Alternatively, could you give us a config example to make the tuner work in vertex ? We are interested as well by configuration allowing the parallelization of evaluations by the Tuner.
@1025KB Could you comment?
This should fix it somehow cluster_spec is set differently when there are multiple worker vs single worker
@1025KB Is this issue still open for contribution?
The fix is in and will be in next release
Hello,
Thanks for the fix. We gave it a try and it works nicely for the multiple worker case. However, in the single worker case, we are still hitting the same bug. We are using the following spec for both single and multiple worker cases:
'ai_platform_training_args': {
'project': PROJECT,
'service_account': ACCOUNT,
'job_spec': {
'worker_pool_specs': [{
'machine_spec': {
'machine_type': 'e2-standard-16', # 16 vCPU +64G Ram
},
'replica_count': 1,
'container_spec': {
'image_uri': docker_image_full_uri,
},
}]
}
Should we do something different for the single worker case ?

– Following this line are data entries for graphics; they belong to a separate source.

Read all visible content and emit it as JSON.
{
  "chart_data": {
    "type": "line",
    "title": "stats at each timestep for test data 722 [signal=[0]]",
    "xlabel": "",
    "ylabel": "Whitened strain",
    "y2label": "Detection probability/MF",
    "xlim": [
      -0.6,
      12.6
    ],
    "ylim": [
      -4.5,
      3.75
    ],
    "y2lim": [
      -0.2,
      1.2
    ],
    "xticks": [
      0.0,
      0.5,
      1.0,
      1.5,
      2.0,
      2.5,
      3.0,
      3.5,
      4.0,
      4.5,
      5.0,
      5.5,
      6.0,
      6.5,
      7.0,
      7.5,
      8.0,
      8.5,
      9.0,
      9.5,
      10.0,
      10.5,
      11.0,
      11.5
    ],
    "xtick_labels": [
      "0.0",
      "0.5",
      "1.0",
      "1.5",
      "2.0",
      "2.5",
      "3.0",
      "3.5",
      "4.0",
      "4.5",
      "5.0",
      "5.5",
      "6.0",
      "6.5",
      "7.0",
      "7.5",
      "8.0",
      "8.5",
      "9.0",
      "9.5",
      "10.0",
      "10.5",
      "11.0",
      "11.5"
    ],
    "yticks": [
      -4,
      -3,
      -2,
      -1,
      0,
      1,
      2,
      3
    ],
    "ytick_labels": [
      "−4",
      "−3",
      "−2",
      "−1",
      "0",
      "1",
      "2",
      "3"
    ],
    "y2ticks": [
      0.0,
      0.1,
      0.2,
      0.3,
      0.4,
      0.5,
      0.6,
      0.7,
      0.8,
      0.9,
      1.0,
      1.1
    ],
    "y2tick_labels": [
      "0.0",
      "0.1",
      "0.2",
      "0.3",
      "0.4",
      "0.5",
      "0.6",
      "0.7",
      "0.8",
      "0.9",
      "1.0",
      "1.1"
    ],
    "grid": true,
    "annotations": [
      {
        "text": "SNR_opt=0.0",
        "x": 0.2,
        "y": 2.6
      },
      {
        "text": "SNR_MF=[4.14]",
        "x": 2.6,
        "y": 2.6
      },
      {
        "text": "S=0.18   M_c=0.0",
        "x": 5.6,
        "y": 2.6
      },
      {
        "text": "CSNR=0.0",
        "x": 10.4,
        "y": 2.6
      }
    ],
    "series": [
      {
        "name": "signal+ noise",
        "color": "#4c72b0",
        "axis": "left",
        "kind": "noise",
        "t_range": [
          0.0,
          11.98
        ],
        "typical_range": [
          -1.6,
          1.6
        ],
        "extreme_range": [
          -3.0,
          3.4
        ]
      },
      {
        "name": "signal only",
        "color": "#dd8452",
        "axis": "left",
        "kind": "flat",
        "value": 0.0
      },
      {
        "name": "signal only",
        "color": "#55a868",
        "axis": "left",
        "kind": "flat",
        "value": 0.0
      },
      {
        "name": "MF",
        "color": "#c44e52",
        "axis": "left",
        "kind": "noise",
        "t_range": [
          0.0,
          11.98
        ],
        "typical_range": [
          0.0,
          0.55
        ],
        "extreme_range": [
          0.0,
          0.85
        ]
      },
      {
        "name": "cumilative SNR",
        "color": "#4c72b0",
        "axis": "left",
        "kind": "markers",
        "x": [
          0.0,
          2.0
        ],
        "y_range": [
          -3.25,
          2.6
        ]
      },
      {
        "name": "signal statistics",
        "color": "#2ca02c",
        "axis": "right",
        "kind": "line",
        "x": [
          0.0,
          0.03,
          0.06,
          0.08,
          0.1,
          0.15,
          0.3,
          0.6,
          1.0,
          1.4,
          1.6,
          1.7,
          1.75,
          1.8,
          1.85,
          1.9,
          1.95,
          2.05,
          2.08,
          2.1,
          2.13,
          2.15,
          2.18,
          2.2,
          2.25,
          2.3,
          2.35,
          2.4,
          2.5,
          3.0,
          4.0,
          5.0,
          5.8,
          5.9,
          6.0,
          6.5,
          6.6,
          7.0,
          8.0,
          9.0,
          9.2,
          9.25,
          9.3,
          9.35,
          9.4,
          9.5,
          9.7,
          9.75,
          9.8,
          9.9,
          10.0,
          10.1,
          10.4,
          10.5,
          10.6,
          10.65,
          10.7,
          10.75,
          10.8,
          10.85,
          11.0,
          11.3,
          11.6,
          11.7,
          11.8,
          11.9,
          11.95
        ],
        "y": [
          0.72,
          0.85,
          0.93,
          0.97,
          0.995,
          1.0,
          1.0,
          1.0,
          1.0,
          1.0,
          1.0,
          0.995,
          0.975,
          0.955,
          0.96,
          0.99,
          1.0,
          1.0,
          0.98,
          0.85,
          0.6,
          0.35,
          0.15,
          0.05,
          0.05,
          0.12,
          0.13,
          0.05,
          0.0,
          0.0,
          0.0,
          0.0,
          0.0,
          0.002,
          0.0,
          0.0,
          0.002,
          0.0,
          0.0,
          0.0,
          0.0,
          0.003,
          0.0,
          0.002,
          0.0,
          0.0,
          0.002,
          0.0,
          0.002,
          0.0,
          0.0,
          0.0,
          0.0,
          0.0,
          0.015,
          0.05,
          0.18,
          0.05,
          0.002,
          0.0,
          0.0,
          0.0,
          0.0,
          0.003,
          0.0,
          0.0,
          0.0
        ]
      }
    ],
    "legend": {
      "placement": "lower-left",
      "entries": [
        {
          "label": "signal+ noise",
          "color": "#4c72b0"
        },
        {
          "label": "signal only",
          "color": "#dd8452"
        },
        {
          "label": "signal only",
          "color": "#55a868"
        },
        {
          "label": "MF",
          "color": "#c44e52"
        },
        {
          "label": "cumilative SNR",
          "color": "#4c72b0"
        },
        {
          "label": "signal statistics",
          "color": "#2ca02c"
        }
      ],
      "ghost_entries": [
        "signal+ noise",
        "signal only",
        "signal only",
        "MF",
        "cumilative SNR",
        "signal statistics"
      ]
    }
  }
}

@1025KB Are we aware of any problem with the single worker case for the Tuner?
For the single worker case, you can use Tuner (run in the same worker as component) instead of CloudTuner (a remote job)
@montanier,
Kindly let us know if using Tuner instead if CloudTuner helps in resolving the bug in single worker scenario as mentioned in above comment.
Thank you!